There comes a moment when winners win and losers lose. All that went before means nothing, and all that comes later is inevitable. At the moment of decision, a train is set in motion, its destination certain. For Jimmy Connors, the train left the station, curiously enough, in a game he lost today. Her signature identifies Chris Evert Lloyd no better than her moment of victory today.

Once they were engaged to be married, Jimbo and Chrissie. They were the love couple when they won the Wimbledon championships of 1974. Now, eight years later, half a lifetime in a game for kids, they are married not to each other. There's a little Connors, 3 years old, and Evert teases us with talk of retiring to have children. Connors is 30, Evert 27. No longer kids, they are running out of moments and we ought to save the memories they make.

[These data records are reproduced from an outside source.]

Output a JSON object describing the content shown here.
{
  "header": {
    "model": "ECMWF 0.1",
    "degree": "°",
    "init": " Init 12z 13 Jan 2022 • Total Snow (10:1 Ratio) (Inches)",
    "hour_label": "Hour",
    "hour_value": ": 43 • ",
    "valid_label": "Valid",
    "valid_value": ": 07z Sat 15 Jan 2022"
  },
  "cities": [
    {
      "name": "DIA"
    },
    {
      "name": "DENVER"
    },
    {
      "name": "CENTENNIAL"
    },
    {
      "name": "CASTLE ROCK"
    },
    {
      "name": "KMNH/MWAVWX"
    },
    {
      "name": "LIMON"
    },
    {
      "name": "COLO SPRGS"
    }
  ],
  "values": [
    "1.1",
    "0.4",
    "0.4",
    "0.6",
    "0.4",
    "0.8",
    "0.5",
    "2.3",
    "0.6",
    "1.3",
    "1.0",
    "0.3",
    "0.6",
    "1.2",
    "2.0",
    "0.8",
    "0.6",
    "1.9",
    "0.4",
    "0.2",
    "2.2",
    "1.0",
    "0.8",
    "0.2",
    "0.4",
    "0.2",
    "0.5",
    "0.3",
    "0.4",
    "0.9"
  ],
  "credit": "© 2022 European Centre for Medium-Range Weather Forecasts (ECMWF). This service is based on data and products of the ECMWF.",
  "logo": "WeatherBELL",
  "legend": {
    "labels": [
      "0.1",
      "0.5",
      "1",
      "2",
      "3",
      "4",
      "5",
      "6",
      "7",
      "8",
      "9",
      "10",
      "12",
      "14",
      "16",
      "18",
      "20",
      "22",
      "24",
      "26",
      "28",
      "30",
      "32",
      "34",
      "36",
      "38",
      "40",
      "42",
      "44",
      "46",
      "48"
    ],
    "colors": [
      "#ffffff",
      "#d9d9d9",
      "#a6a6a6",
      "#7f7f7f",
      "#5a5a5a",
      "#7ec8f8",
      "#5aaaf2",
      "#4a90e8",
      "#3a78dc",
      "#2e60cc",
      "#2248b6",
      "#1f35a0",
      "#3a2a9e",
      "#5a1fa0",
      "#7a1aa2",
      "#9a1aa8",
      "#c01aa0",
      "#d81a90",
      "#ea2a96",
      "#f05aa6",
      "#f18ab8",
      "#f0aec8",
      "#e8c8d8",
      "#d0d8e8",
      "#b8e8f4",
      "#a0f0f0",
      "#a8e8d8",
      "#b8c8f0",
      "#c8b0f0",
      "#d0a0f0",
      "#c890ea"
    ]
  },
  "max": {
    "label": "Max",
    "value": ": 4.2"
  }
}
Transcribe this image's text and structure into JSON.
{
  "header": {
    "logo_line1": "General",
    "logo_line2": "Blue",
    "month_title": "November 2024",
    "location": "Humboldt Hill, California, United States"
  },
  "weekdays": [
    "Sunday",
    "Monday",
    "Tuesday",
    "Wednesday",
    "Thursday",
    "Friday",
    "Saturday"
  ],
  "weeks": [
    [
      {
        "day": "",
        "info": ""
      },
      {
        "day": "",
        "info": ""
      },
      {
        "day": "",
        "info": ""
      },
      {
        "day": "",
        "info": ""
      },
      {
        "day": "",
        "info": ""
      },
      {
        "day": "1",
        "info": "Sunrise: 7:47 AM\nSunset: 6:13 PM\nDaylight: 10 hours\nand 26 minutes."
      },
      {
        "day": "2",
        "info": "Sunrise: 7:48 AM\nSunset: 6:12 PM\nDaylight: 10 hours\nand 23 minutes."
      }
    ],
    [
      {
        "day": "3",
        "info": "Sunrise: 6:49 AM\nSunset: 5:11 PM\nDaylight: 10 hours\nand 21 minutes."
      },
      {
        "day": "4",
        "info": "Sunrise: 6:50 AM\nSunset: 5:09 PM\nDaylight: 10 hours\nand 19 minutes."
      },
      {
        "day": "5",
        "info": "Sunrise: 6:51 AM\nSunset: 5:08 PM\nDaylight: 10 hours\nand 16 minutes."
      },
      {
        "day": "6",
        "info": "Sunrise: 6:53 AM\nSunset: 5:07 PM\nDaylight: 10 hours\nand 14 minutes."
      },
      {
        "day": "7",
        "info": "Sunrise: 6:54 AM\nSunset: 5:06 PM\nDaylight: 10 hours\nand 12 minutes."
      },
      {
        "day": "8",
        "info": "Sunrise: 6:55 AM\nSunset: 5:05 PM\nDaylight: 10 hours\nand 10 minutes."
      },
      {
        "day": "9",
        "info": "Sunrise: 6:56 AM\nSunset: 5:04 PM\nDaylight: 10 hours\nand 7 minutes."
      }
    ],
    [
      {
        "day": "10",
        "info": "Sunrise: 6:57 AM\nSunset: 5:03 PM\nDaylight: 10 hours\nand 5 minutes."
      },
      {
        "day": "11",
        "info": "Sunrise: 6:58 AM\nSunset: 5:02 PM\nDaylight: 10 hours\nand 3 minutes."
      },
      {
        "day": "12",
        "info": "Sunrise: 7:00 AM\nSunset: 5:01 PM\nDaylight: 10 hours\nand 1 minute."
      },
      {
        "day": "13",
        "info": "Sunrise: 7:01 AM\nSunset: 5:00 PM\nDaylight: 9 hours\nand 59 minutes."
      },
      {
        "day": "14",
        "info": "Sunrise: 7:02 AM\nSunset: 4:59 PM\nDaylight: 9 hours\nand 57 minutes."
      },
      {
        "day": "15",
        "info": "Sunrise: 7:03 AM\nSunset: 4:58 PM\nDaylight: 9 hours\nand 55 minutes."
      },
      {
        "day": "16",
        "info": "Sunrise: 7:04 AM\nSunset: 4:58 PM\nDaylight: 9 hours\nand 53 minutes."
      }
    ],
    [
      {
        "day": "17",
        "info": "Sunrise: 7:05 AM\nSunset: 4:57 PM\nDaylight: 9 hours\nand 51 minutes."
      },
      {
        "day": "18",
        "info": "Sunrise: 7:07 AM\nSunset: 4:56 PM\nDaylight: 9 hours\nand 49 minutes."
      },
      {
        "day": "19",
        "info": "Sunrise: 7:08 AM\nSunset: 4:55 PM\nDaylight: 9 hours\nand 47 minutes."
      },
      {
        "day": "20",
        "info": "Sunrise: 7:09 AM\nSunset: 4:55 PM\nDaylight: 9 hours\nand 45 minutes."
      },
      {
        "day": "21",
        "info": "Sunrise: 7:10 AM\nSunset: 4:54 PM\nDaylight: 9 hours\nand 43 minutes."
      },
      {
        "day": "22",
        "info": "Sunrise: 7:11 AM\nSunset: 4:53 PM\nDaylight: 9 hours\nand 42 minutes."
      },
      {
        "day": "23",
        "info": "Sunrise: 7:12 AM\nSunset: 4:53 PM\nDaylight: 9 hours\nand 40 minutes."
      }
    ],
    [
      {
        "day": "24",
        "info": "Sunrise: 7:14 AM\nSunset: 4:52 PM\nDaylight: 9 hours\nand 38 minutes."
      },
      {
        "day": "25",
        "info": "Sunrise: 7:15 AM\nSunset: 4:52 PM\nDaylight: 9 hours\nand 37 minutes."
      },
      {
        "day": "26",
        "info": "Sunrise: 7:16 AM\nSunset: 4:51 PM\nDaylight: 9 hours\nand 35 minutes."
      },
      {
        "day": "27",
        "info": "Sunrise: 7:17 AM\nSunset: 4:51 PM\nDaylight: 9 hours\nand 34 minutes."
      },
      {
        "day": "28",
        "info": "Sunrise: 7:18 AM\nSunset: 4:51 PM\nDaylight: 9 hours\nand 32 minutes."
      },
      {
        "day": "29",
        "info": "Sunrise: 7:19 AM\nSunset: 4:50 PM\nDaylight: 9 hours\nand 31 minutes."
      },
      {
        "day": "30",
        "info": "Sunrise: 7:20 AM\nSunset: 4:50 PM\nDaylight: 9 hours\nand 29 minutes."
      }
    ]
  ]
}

Connors' moment today came in the sixth game of the fourth set against Guillermo Vilas. This was a semifinal of the U.S. Open, a tournament Connors first won in 1974 and again won in '76 and '78. Connors would beat Vilas handily, 6-1, 3-6, 6-2, 6-3. No one knew that in the sixth game of the fourth set when Vilas held his serve to make it three games apiece.

Even in losing that game, though, Connors established that he was the better player. By then, most of the 20,797 spectators had marked themselves as Connors' loyalists. Cries of "C'mon, Jimmy" bounced around the sunbaked stadium of the National Tennis Center. "This is my tournament," Connors would say, talking about the spectators. "They're nuts and I'm nuts and we get along just fine."

Connors had a break point at 30-40 in that sixth game. Vilas sent a first serve to Connors' backhand, making it deuce. When Connors next hit a forehand long, it was Vilas' ad. Connors pulled even quickly by cracking a backhand volley off a Vilas' dink that bounced off the net cord.

Earlier, Vilas lost two service games on double-fault points. Would he crack again here? Rising instead of descending, Vilas sent a rifle- shot first serve to Connors' forehand. And here, unmistakably, was the moment this match was decided.

Off that rifle shot, Connors returned a laser beam.

Too long.

Vilas' point and ad.

Yet that return, screaming past Vilas before he regained his balance, announced that the train was leaving the station. Connors is the best there is at returning serve. By an inch or so, his return here was long. Two inches shorter, it's his ad.

Vilas promptly added another point to close out that game and make it 3-all.

As well as Vilas had played in that game, it was Connors' work that mattered most. For under pressure, he had been bold. Under pressure from Vilas, he attacked. And if he didn't win that sixth game, the effect of his work was cumulative and it became clear two games later.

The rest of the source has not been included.